Democratic candidates finally have found an Obama they're not afraid to be seen with.

While President Obama dutifully avoids battleground races this midterm season, first lady Michelle Obama is tiptoeing into the fray in a bid to drum up votes for party allies in tight contests.

The president's better half stumped for the first time in a 2014 race earlier this month, hitting the trail for Georgia Senate Democratic candidate Michelle Nunn. And she's expected to travel to Iowa soon in support of Senate candidate Rep. Bruce Braley.

The logic behind dispatching the first lady isn't hard to grasp. While the president's approval ratings are hovering around 40 percent, rendering him political Kryptonite to Democrats in tough races, Michelle Obama's are considerably higher -- 62 percent, according to a summertime Pew Research Center survey.

"They are looking for an A-lister they can find except for President Obama," said Amos Snead, former spokesman for former-House GOP Whip Roy Blunt (now a senator). He added: "I think it's telling that of the two, six years into a presidency, the first lady is the only one who can go out there with them."

David Yepsen, director of the Southern Illinois Paul Simon Public Policy Institute and former chief political reporter for the Des Moines Register, said he sees "no downside" to sending Michelle Obama to help with turnout in close Senate races.

He said the goal is to fire up voters, and turn out those who normally do not show up in non-presidential elections.

During Michelle Obama's visit for Nunn, she largely avoided controversial topics like foreign affairs. She focused instead on the importance of voting and the effects a Republican sweep at the polls could have on the remaining two years of the Obama administration.

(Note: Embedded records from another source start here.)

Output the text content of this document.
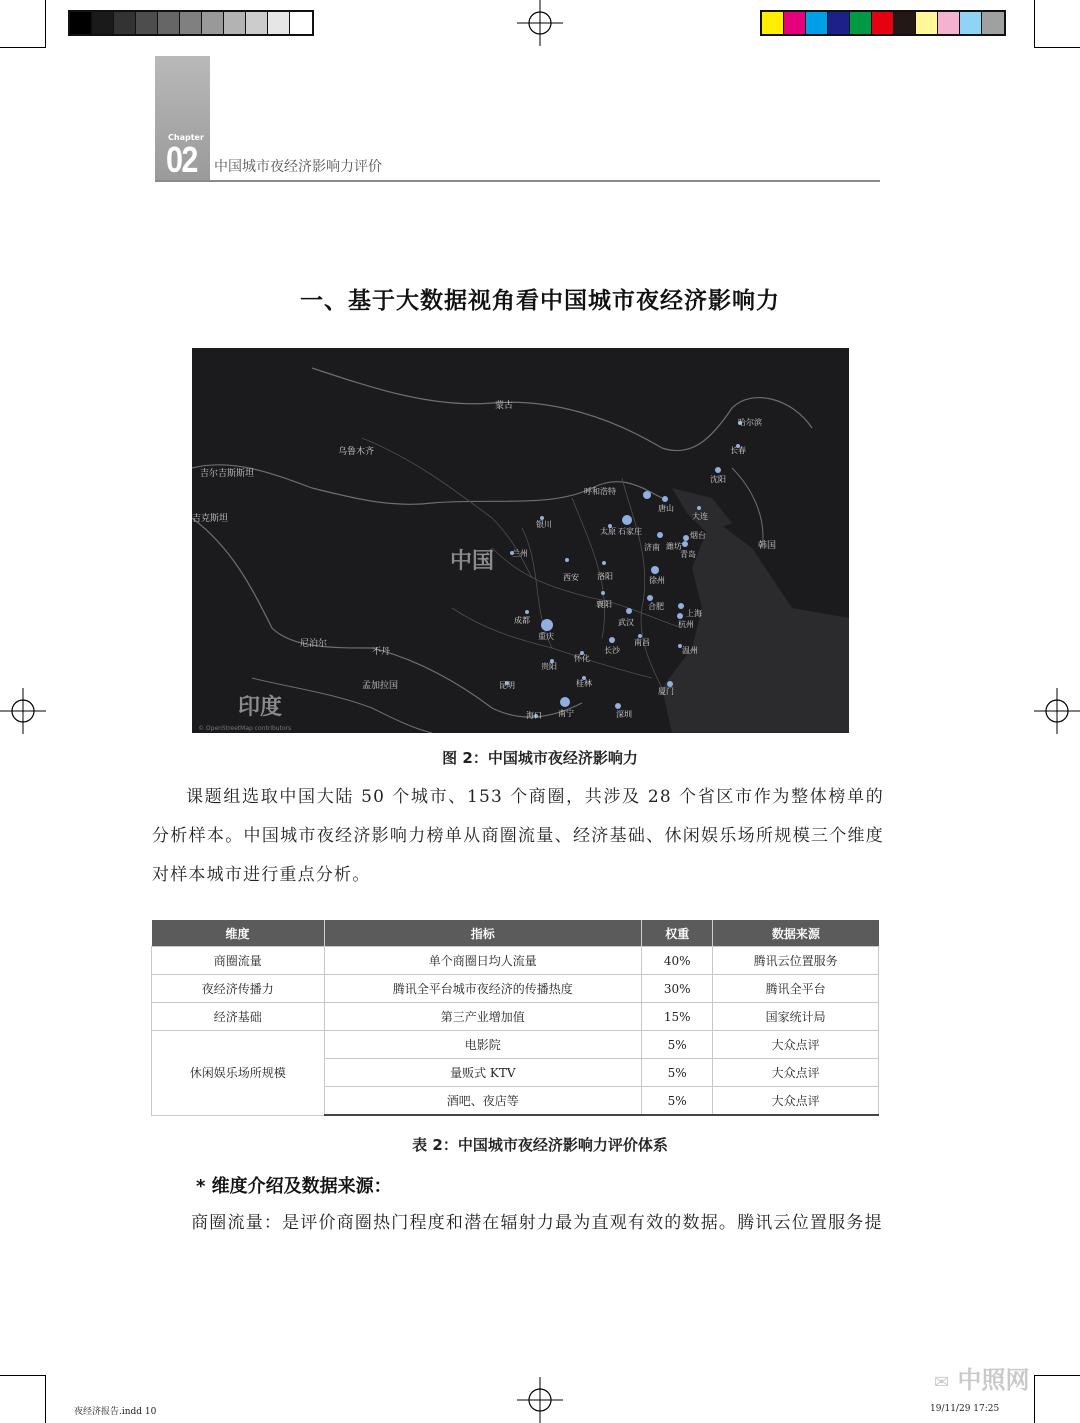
Chapter
02 中国城市夜经济影响力评价
一、基于大数据视角看中国城市夜经济影响力
中国
印度
蒙古
乌鲁木齐
吉尔吉斯斯坦
吉克斯坦
韩国
尼泊尔
不丹
孟加拉国
哈尔滨
长春
沈阳
呼和浩特
唐山
银川
大连
太原 石家庄	烟台
济南 潍坊
青岛
兰州
西安 洛阳	徐州
襄阳	合肥
上海
成都	武汉	杭州
重庆
南昌
温州
怀化
长沙
贵阳
桂林
厦门
昆明
南宁	深圳
海口
© OpenStreetMap contributors
图 2：中国城市夜经济影响力
课题组选取中国大陆 50 个城市、153 个商圈，共涉及 28 个省区市作为整体榜单的分析样本。中国城市夜经济影响力榜单从商圈流量、经济基础、休闲娱乐场所规模三个维度对样本城市进行重点分析。
维度	指标	权重	数据来源
商圈流量	单个商圈日均人流量	40%	腾讯云位置服务
夜经济传播力	腾讯全平台城市夜经济的传播热度	30%	腾讯全平台
经济基础	第三产业增加值	15%	国家统计局
休闲娱乐场所规模	电影院	5%	大众点评
	量贩式 KTV	5%	大众点评
	酒吧、夜店等	5%	大众点评
表 2：中国城市夜经济影响力评价体系
* 维度介绍及数据来源：
商圈流量：是评价商圈热门程度和潜在辐射力最为直观有效的数据。腾讯云位置服务提
✉ 中照网
夜经济报告.indd 10	19/11/29 17:25
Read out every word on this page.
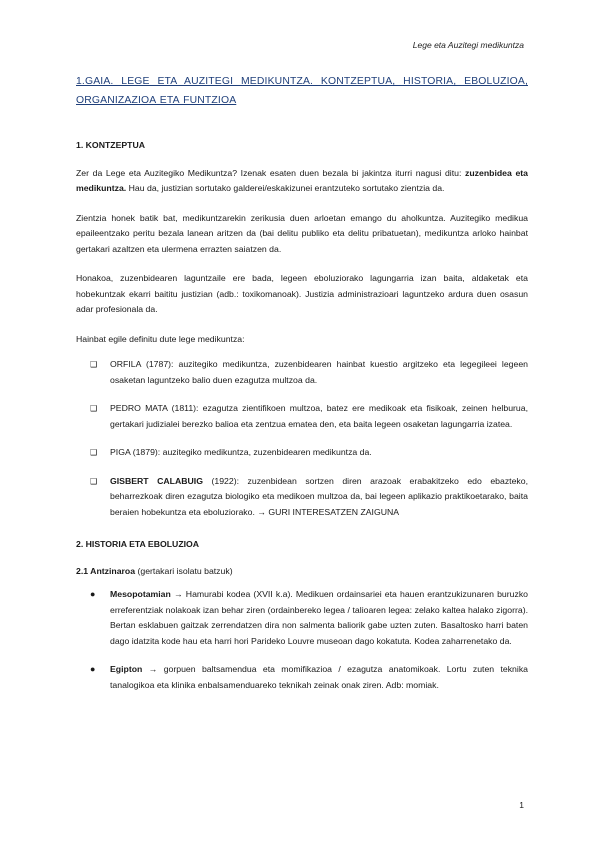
Lege eta Auzitegi medikuntza
1.GAIA. LEGE ETA AUZITEGI MEDIKUNTZA. KONTZEPTUA, HISTORIA, EBOLUZIOA, ORGANIZAZIOA ETA FUNTZIOA
1. KONTZEPTUA

Zer da Lege eta Auzitegiko Medikuntza? Izenak esaten duen bezala bi jakintza iturri nagusi ditu: zuzenbidea eta medikuntza. Hau da, justizian sortutako galderei/eskakizunei erantzuteko sortutako zientzia da.

Zientzia honek batik bat, medikuntzarekin zerikusia duen arloetan emango du aholkuntza. Auzitegiko medikua epaileentzako peritu bezala lanean aritzen da (bai delitu publiko eta delitu pribatuetan), medikuntza arloko hainbat gertakari azaltzen eta ulermena errazten saiatzen da.

Honakoa, zuzenbidearen laguntzaile ere bada, legeen eboluziorako lagungarria izan baita, aldaketak eta hobekuntzak ekarri baititu justizian (adb.: toxikomanoak). Justizia administrazioari laguntzeko ardura duen osasun adar profesionala da.

Hainbat egile definitu dute lege medikuntza:

❑ ORFILA (1787): auzitegiko medikuntza, zuzenbidearen hainbat kuestio argitzeko eta legegileei legeen osaketan laguntzeko balio duen ezagutza multzoa da.
❑ PEDRO MATA (1811): ezagutza zientifikoen multzoa, batez ere medikoak eta fisikoak, zeinen helburua, gertakari judizialei berezko balioa eta zentzua ematea den, eta baita legeen osaketan lagungarria izatea.
❑ PIGA (1879): auzitegiko medikuntza, zuzenbidearen medikuntza da.
❑ GISBERT CALABUIG (1922): zuzenbidean sortzen diren arazoak erabakitzeko edo ebazteko, beharrezkoak diren ezagutza biologiko eta medikoen multzoa da, bai legeen aplikazio praktikoetarako, baita beraien hobekuntza eta eboluziorako. → GURI INTERESATZEN ZAIGUNA
2. HISTORIA ETA EBOLUZIOA
2.1 Antzinaroa (gertakari isolatu batzuk)
● Mesopotamian → Hamurabi kodea (XVII k.a). Medikuen ordainsariei eta hauen erantzukizunaren buruzko erreferentziak nolakoak izan behar ziren (ordainbereko legea / talioaren legea: zelako kaltea halako zigorra). Bertan esklabuen gaitzak zerrendatzen dira non salmenta baliorik gabe uzten zuten. Basaltosko harri baten dago idatzita kode hau eta harri hori Parideko Louvre museoan dago kokatuta. Kodea zaharrenetako da.
● Egipton → gorpuen baltsamendua eta momifikazioa / ezagutza anatomikoak. Lortu zuten teknika tanalogikoa eta klinika enbalsamenduareko teknikah zeinak onak ziren. Adb: momiak.
1
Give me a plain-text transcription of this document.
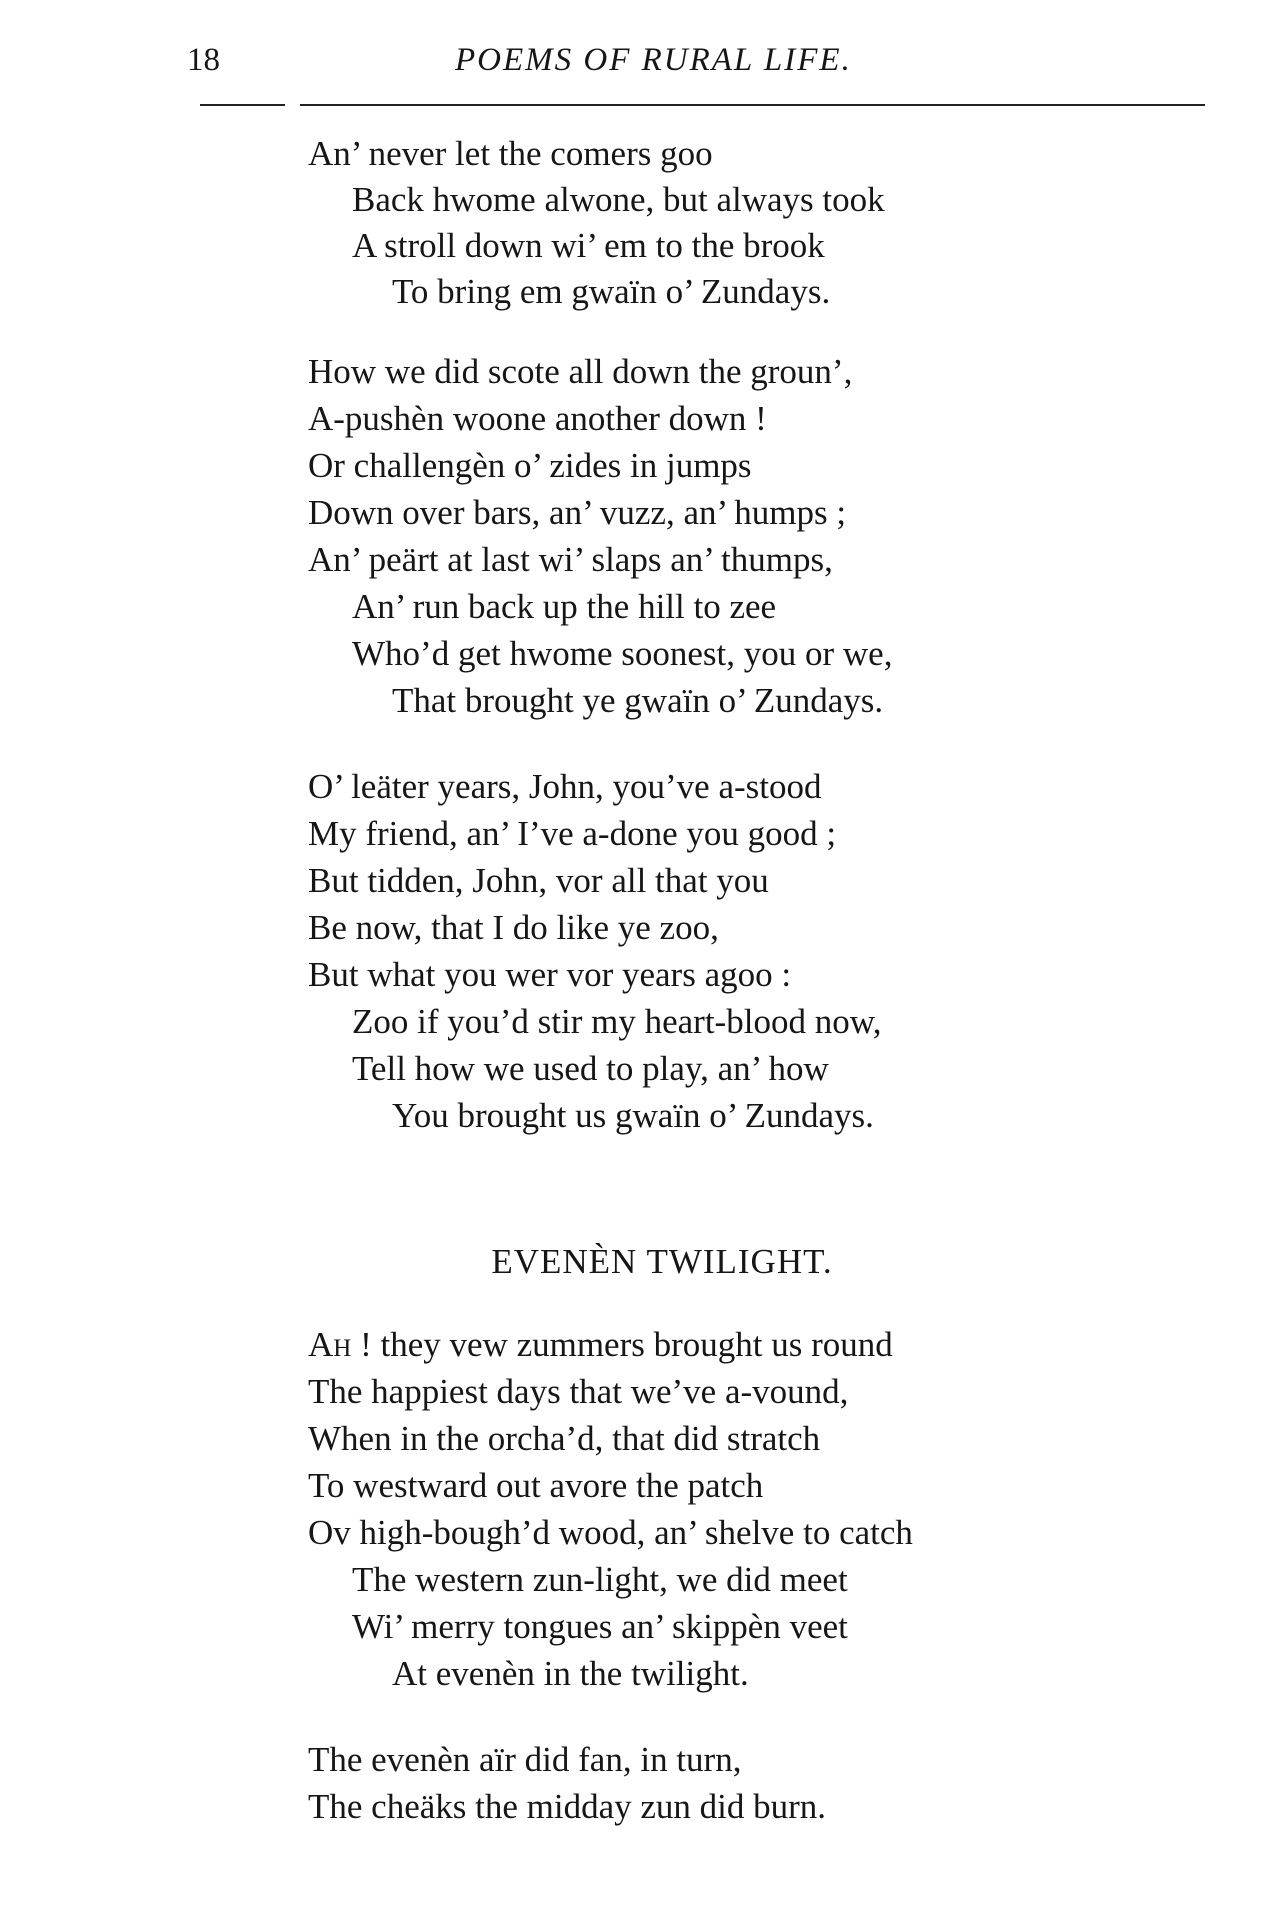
18	POEMS OF RURAL LIFE.
An’ never let the comers goo
Back hwome alwone, but always took
A stroll down wi’ em to the brook
To bring em gwaïn o’ Zundays.
How we did scote all down the groun’,
A-pushèn woone another down !
Or challengèn o’ zides in jumps
Down over bars, an’ vuzz, an’ humps ;
An’ peärt at last wi’ slaps an’ thumps,
An’ run back up the hill to zee
Who’d get hwome soonest, you or we,
That brought ye gwaïn o’ Zundays.
O’ leäter years, John, you’ve a-stood
My friend, an’ I’ve a-done you good ;
But tidden, John, vor all that you
Be now, that I do like ye zoo,
But what you wer vor years agoo :
Zoo if you’d stir my heart-blood now,
Tell how we used to play, an’ how
You brought us gwaïn o’ Zundays.
EVENÈN TWILIGHT.
Ah ! they vew zummers brought us round
The happiest days that we’ve a-vound,
When in the orcha’d, that did stratch
To westward out avore the patch
Ov high-bough’d wood, an’ shelve to catch
The western zun-light, we did meet
Wi’ merry tongues an’ skippèn veet
At evenèn in the twilight.
The evenèn aïr did fan, in turn,
The cheäks the midday zun did burn.
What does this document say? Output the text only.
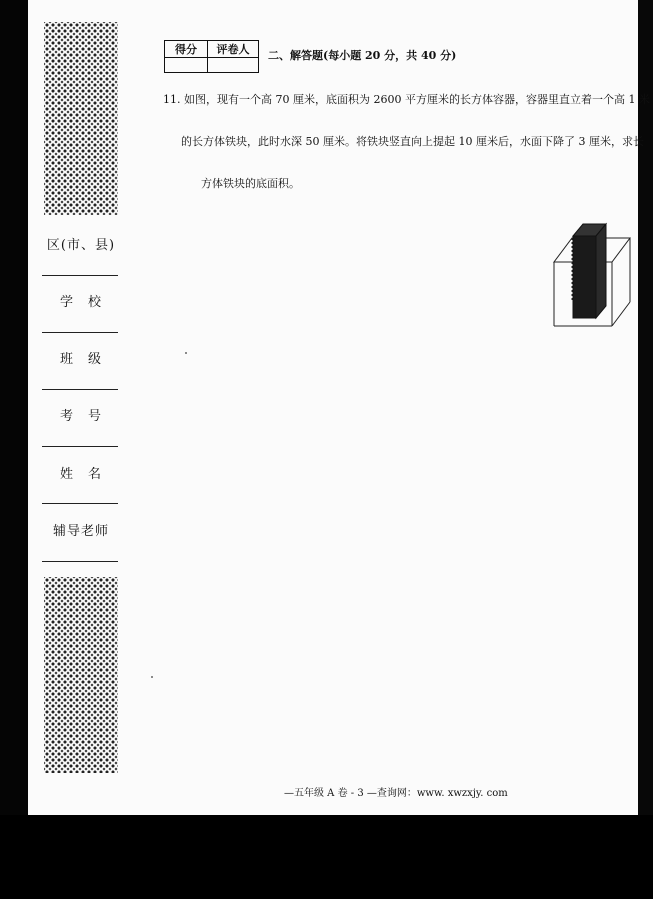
区(市、县)
学　校
班　级
考　号
姓　名
辅导老师
得分	评卷人
	二、解答题(每小题 20 分，共 40 分)
11. 如图，现有一个高 70 厘米，底面积为 2600 平方厘米的长方体容器，容器里直立着一个高 1 米
的长方体铁块，此时水深 50 厘米。将铁块竖直向上提起 10 厘米后，水面下降了 3 厘米，求长
方体铁块的底面积。
—五年级 A 卷 - 3 —查询网：www. xwzxjy. com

In Iowa, where Democratic nominee Braley is in almost a dead heat with Republican state Sen. Joni Ernst, the first lady's visit could help rev up a race which has no clear frontrunner. Braley also came under fire back in June for an ad against Ernst that critics called sexist -- Michelle Obama could help shore up his numbers among female voters.

The first lady's planned visit to Iowa in October has been confirmed by the White House and Braley campaign, though few other details have emerged.

Yepsen said the first lady's late-in-the-race appearances come at "the right time," for a "greater impact." He says if the Democrats had tried to tout her a few months ago, the hype would have been lost by election time. Her timing now falls when parties are pushing voter registration and early voting. "It's a good time ... these are less motivated voters, they haven't been paying attention earlier," he said.

However, Republican strategist Tim Albrecht, former communications director for Iowa Gov. Terry Branstad and current director of Redwave Digital in Des Moines, believes the first lady won't have the impact Democrats are hoping for, calling it a "pipe dream."

"Democrats are praying Michelle Obama is going to try to rev up some of their base that wasn't going to turn out. It's just not going to happen," he said. "If they weren't motivated to turn out at this point, and less than a month before the election when she gets here, they weren't ever going to turn out anyway."

He said an appearance by the president would be an "anchor" to any Democrat's campaign, and the first lady's appearance in Iowa is little more than an attempt to get much-needed positive press for Braley.

Jehmu Greene, Fox News contributor and past president of the Women's Media Center and Rock the Vote, said she's not surprised that Democrats are using the first lady instead of the president to rally support.

"Michelle has some of the highest [approval ratings] and will absolutely help these candidates accomplish what they're trying to do in last few weeks before election," said Greene. "The bottom line is with where we are in the world and what is on the president's plate, I certainly want him behind his desk in the Oval Office."

Greene said she hopes Michelle Obama's "rock star" status can "connect, rally, inform, and inspire" voters. "Democrats have more voters on their side, the problem is in midterm elections, our voters don't turn out," she said.

Braley told FoxNews.com in June that he would welcome the president to Iowa. However, Obama hasn't yet hit the campaign trail in Iowa or other states with close Senate races.

Republicans need to pick up six seats in November to flip control of the U.S. Senate, and many are invoking Obama to try and drag down their opponents.

Yepsen said Mrs. Obama has been able to keep her poll numbers steady because "she's stayed above the fray." Unlike former first lady Hillary Clinton who dealt more in "policy fights," and "made some enemies," Michelle Obama pushes causes like childhood obesity, which finds few critics aside from those who complain about changes in school lunches.

"President Obama's in the typical six-year slump, but [Michelle's] numbers have stayed pretty good. She's respected. She's admired, and she's a role model. I think it can do a lot of good with excitement and buzz. I think it'll do a lot of good for Braley," Yepsen said.